Lectures 2.0: Using online materials to improve off-line courses

The big lecture is an institution in institutions of higher learning. The professor stands at the front of a hall full of students and talks. Sometimes he or she uses slides and sometimes he or she writes on a board. And sometimes, he or she is informative and engaging, but it’s almost always a pretty one way affair with occasional questions posed to the class.1 The experience for students is a lot like watching a good documentary. And that’s the best case scenario. The vast majority of the time, students sit back and absorb the flow or just check out. They don’t get their questions answered or engage constructively with the material. The average professor talks at their students for an hour and a half twice a week and it’s more like a late night infomercial than a documentary.

Now let’s think about seminars. Students read articles and book chapters ahead of time and then gather in a small classroom to discuss the material with the professor and each other. Often there are in-class exercises or even smaller group activities. In general, students report they get more out of these classes.

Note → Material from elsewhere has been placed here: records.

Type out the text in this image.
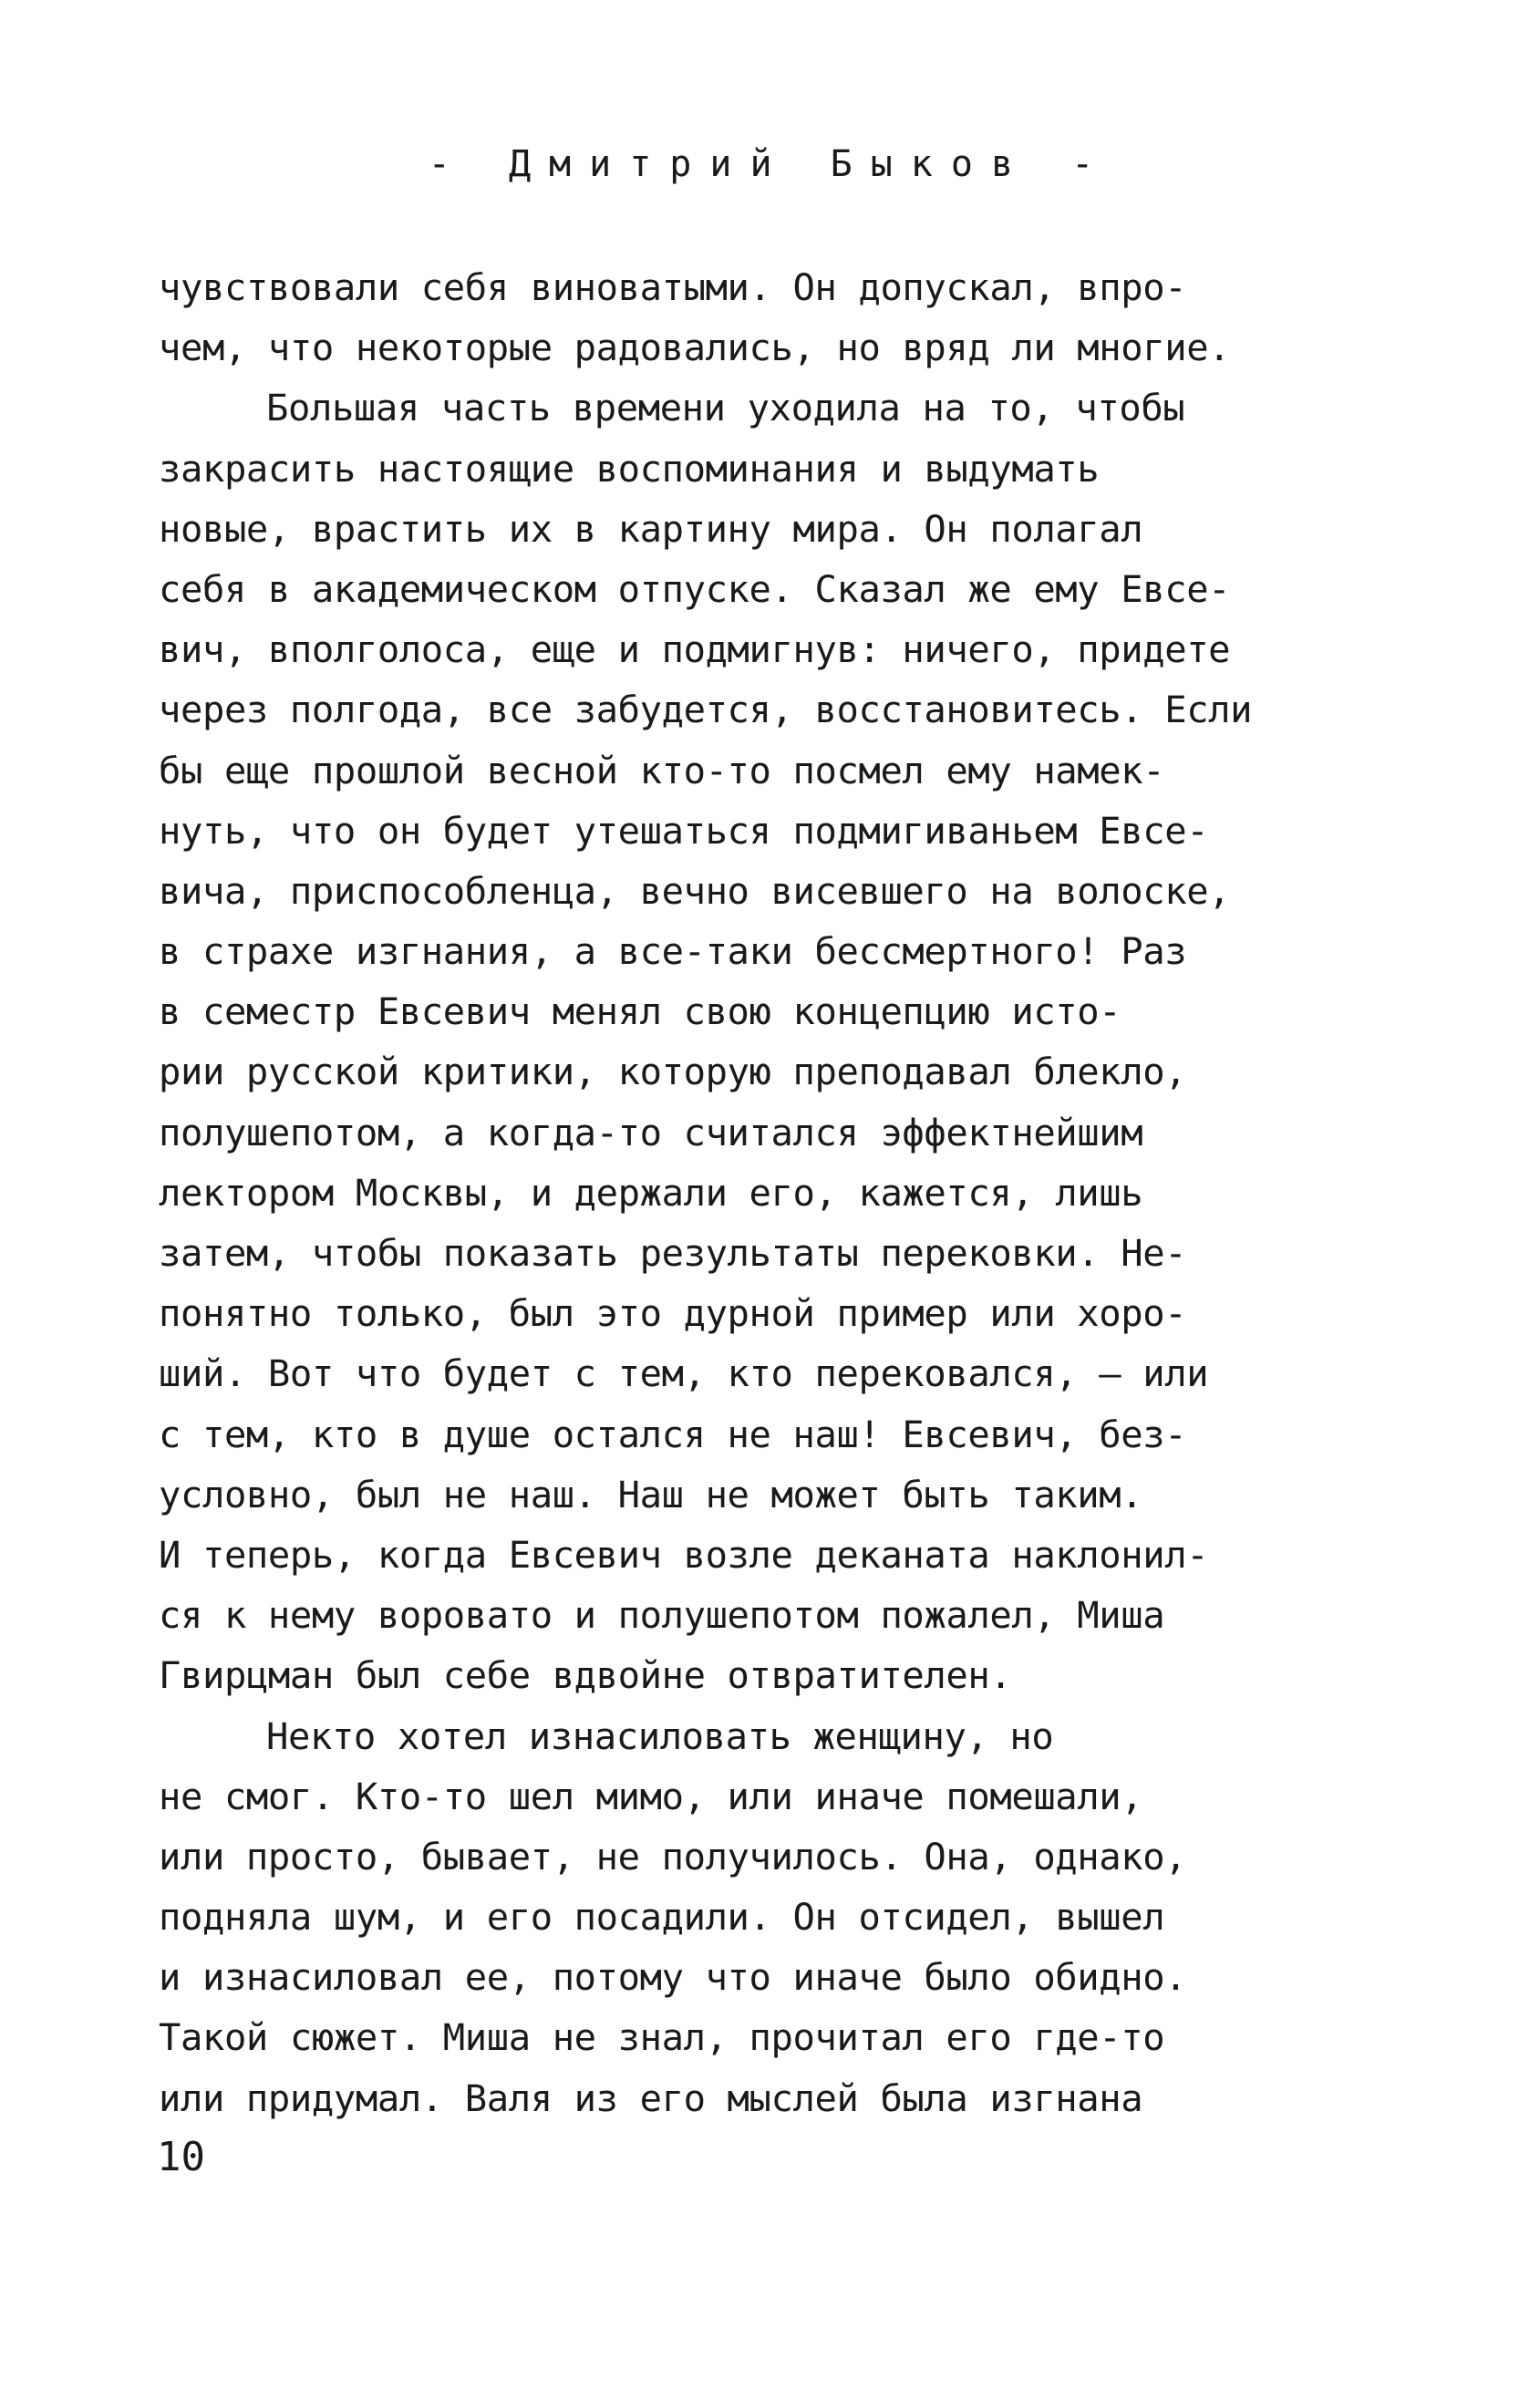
- Дмитрий Быков -
чувствовали себя виноватыми. Он допускал, впро-
чем, что некоторые радовались, но вряд ли многие.
Большая часть времени уходила на то, чтобы
закрасить настоящие воспоминания и выдумать
новые, врастить их в картину мира. Он полагал
себя в академическом отпуске. Сказал же ему Евсе-
вич, вполголоса, еще и подмигнув: ничего, придете
через полгода, все забудется, восстановитесь. Если
бы еще прошлой весной кто-то посмел ему намек-
нуть, что он будет утешаться подмигиваньем Евсе-
вича, приспособленца, вечно висевшего на волоске,
в страхе изгнания, а все-таки бессмертного! Раз
в семестр Евсевич менял свою концепцию исто-
рии русской критики, которую преподавал блекло,
полушепотом, а когда-то считался эффектнейшим
лектором Москвы, и держали его, кажется, лишь
затем, чтобы показать результаты перековки. Не-
понятно только, был это дурной пример или хоро-
ший. Вот что будет с тем, кто перековался, — или
с тем, кто в душе остался не наш! Евсевич, без-
условно, был не наш. Наш не может быть таким.
И теперь, когда Евсевич возле деканата наклонил-
ся к нему воровато и полушепотом пожалел, Миша
Гвирцман был себе вдвойне отвратителен.
Некто хотел изнасиловать женщину, но
не смог. Кто-то шел мимо, или иначе помешали,
или просто, бывает, не получилось. Она, однако,
подняла шум, и его посадили. Он отсидел, вышел
и изнасиловал ее, потому что иначе было обидно.
Такой сюжет. Миша не знал, прочитал его где-то
или придумал. Валя из его мыслей была изгнана
10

So why aren’t all classes structured as seminars? First of all, some material (especially introductory material) is more easily presented visually than textually–that’s one reason why Khan Academy is so successful. Seeing someone work through a problem is, for many students, a lot clearer than reading about it in a book. Lecturing allows for this kind of presentation and I believe it complements book learning. The second reason is purely economic: Seminars are expensive. If you have 33-34 students per seminar and you want to teach 100 students, you need three professors. That’s triple what you’d need to teach a 100 person lecture.

Wouldn’t it be great if we could take the best qualities of the lecture and the seminar and combine them in an economically feasible way? We can.

I was asked recently why I am excited to teach an online class this summer. Expanding the reach of my teaching was one reason, but it also gives me the opportunity to put together high quality online materials. This won’t simply be recordings of my hour and half lectures. Instead, it will be 3-5m chunks of Udacity-style video interspersed with questions to make sure students are following along. The video will mostly be me drawing on slides, working through problems, and presenting new concepts.

Here’s my vision: The 100 person class is divided into three separate groups of students. Each week, all students work their way through about 2 hours worth of online interactive video. At the end of the week, I meet with each group for an hour. I answer questions that they still have. I tie the “timeless” online material to current events. I have them work on problems in smaller groups and float between groups helping them as needed.

I think the experience will be clearly better for students, but what about faculty and the administration? This won’t happen unless it’s a Pareto improvement. That is, none of the parties involved can be worse off.

Once the materials are in place, they can be re-used by different professors–this radically reduces the amount of prep time. The class itself should be a lot more fun to teach since the professor can actually have conversations with students and get direct feedback on how well the class is going. If the online materials are high quality (and they should be), the professor doesn’t have to be fantastic to teach an excellent class. Most faculty are not naturally great lecturers, but the small classes give them an opportunity to share their raw intelligence and experience with the material–it’s a much better skill match.

The administration is happy because the same 100 students are getting higher quality education for the same cost. In fact, far more students get to benefit from close contact with big name professors–that makes the institution look good.

What I’m describing is not a totally new idea–It’s a straight-forward application of flipping the classroom. And it’s an idea that gets better and better every day as the education world learns more about what works online and more high quality materials are made publicly available.

  1. Some professors will use clickers to get real-time multiple choice feedback from his or her audience.